When to Use Type Erasure?

It’s time to bring it all together. Understanding the relationship between type compatibility and polymorphism allows us to phrase the choice between inheritance and type erasure (and between overloading and templates) in terms of the pros and cons of nominative and structural typing. It gives us a framework for making these design choices at both compile-time and runtime.

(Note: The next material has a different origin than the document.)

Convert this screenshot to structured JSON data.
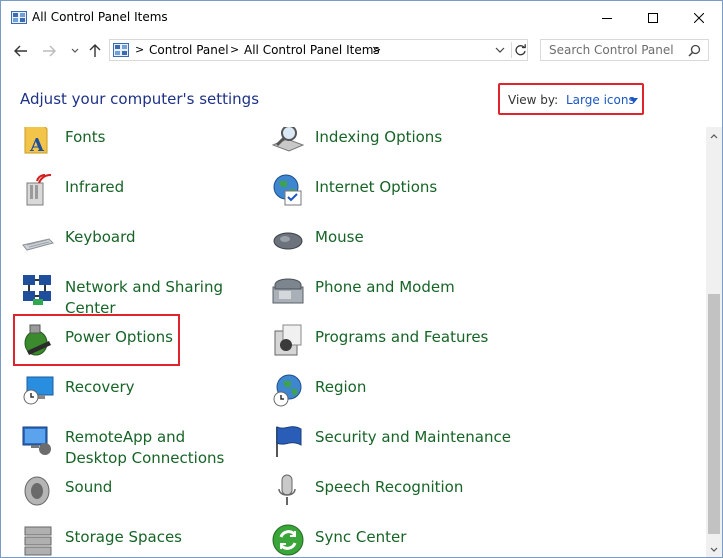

Structural typing is clearly the more flexible of the two. It frees us from having to anticipate all the algorithms we want to apply to a type, and having to anticipate all the types we want to apply an algorithm to. In contrast to nominative subtyping, we can define a structural super type of an existing type without modifying the definition of that type. Thus, structural typing thus allows us to treat concrete types that are otherwise unrelated by inheritance in a polymorphic manner. However, just because two types are structurally equivalent does not mean that they are semantically equivalent. The names of types convey contracts and invariants that are not apparent from their structures themselves. For example, a well-designed inheritance hierarchy communicates certain guarantees about pre- and post-conditions. Type erasure, on the other hand, offers no such guarantees. Nominative typing also allows the programmer to explicitly express her design intent with respect to how the various parts of the program are intended to work together, thus offering stronger type-safety than structural typing.

Libraries for Creating Type-Erased Interfaces

Creating a type-erased interface can be a cumbersome process. Fortunately, there are libraries that ease some of the pain and make this technique accessible. Boost.TypeErasure is one such library that provides a number of predefined concepts. Adobe poly is another excellent library for creating type-erased interfaces.

A Note about Terminology

The usage of the term type erasure can be a bit confusing. For example, what is known as type erasure in Java is quite different from the technique described here. Fundamentally, type erasure in C++ is a mechanism by which type information is "hidden" from parts of the program at compile-time. In a strict sense of the term, inheritance is also a form of type erasure - clients only know about the base class at compile-time, while the derived types are "hidden" from them. However, in popular usage, the term type erasure refers to the technique presented in this article. A less confusing, and perhaps more descriptive, name might be external polymorphism.

Points of Interest

Inheritance is not always the right choice for runtime polymorphism. We need to be able to write generic algorithms on runtime types.
Type erasure can be used to create value-semantic adapters that are implemented in terms of the adapted object's properties instead of its type. It allows us to write generic algorithms on runtime types.
Understanding the relationship between type compatibility and polymorphism gives us a framework to reason about design choices as they relate to polymorphism.